For me this is the norm. I NEVER eat before my morning cardio whatever food/carbs I recently ate.
Nor do I. A healthy person doesn't need to "fuel" before working out. I drink coffee or tea but that's it, not even any juice.
I'm 66 y.o. and daily do a 2-3 mile walk-run and 45 minutes of yoga most mornings and then wait an hour or more after that before I eat my first food for the day.
I don't start doing anything until I've had my morning cup of coffee.
I also don't own a scale.
When I want to know how much I weigh, I use the scale in the gym or, if I'm going to the doctor for any reason, I use theirs.
It's usually more a matter of curiosity than concern; I generally don't care what the number reads on the scale, so much as how I feel, how my clothes fit, and how I think I look in the mirror.
Doing my exercise routine before breakfast has been the magic bullet. I literally cannot sing the praises enough.
My first bout with being overweight (well, obese with a 30.5 BMI at 220 pounds) ended when I dropped it senior year HS before going to college, but I could never get rid of love handles. Put it back on after mom died (I was 22-24).
At 25 with a much smarter routine, I am in better shape than at 19: 162 pounds, 32" waist, muscles, and love handles virtually gone.
The love handles, the most stubborn bit, did not go until I began running after a pot of black tea. They really fell off after I upped to: run 3 miles to gym, lift weights, run 3 miles back home, eat breakfast.
For consistency, I weigh myself first thing in the morning. Anything past that, and you start introducing various variables (waste, water, meals, etc) that could significantly skew things.
For decades I didn't own a scale. Then last year my husband bought one. I do weigh myself each morning, and there are fluctuations of 2 -3 lbs, which I know is normal, depending on what I may have eaten previously, etc.
I will occasionally do some light exercise before I have breakfast, but as a Type 2 diabetic who suffers from high fasting blood sugar, it serves me best to eat shortly after I awake. Strenuous exercise raises by BGs big time, while light exercise (like walking) brings it down. We all do what works for us.

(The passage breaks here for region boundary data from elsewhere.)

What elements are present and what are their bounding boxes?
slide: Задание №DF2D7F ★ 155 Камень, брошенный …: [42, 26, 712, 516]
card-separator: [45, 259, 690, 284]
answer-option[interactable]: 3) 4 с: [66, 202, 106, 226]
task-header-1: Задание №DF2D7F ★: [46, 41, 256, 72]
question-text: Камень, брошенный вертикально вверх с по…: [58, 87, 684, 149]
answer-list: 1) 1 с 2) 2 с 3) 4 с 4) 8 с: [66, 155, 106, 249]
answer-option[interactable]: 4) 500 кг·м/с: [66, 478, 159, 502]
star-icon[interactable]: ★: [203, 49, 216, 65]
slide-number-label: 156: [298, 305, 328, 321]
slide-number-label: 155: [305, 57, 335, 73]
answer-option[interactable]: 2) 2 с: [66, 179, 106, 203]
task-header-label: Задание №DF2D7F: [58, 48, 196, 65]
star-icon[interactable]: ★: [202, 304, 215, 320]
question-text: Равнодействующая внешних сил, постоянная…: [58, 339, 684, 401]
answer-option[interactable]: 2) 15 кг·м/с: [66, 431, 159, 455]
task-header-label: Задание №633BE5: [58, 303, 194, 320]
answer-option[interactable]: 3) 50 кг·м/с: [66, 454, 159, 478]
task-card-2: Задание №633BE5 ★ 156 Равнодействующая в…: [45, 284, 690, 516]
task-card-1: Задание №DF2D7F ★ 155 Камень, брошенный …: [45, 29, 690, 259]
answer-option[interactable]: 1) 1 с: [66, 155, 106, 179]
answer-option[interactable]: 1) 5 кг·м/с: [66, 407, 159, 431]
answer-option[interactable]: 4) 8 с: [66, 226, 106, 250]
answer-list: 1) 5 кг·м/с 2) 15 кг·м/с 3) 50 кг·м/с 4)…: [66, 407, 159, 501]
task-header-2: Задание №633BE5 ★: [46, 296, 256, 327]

I like my scale! I deal with hypoglycemia, and am trying to learn what I can eat, what keeps my blood sugar steady during the day, and how it all can fit into my 1600 calorie recommendation per day. I used to have to just eat enough to not get hungry. But that just results in weight gain. I have read labels since they started putting the information on them. I have owned a BMI scale now for over 20 years. But fitting all of the little pieces together, for me, is helped by my weighing myself daily. I can see the flucuations, and by keeping track of the info in myfitnesspal.com, I can track better.
FWIW; I am 53, 5'2", and currently 182 lbs. My weight was manageable at 155 before I hit peri-menopause, then it threw me under the bus.
I have only recently been able to get back to losing weight, after getting up to 237 with the peri-menopause issues. Once those started settling down, this past winter....I was able to re-focus. The scale...is my friend. I document my daily weight, and what I eat.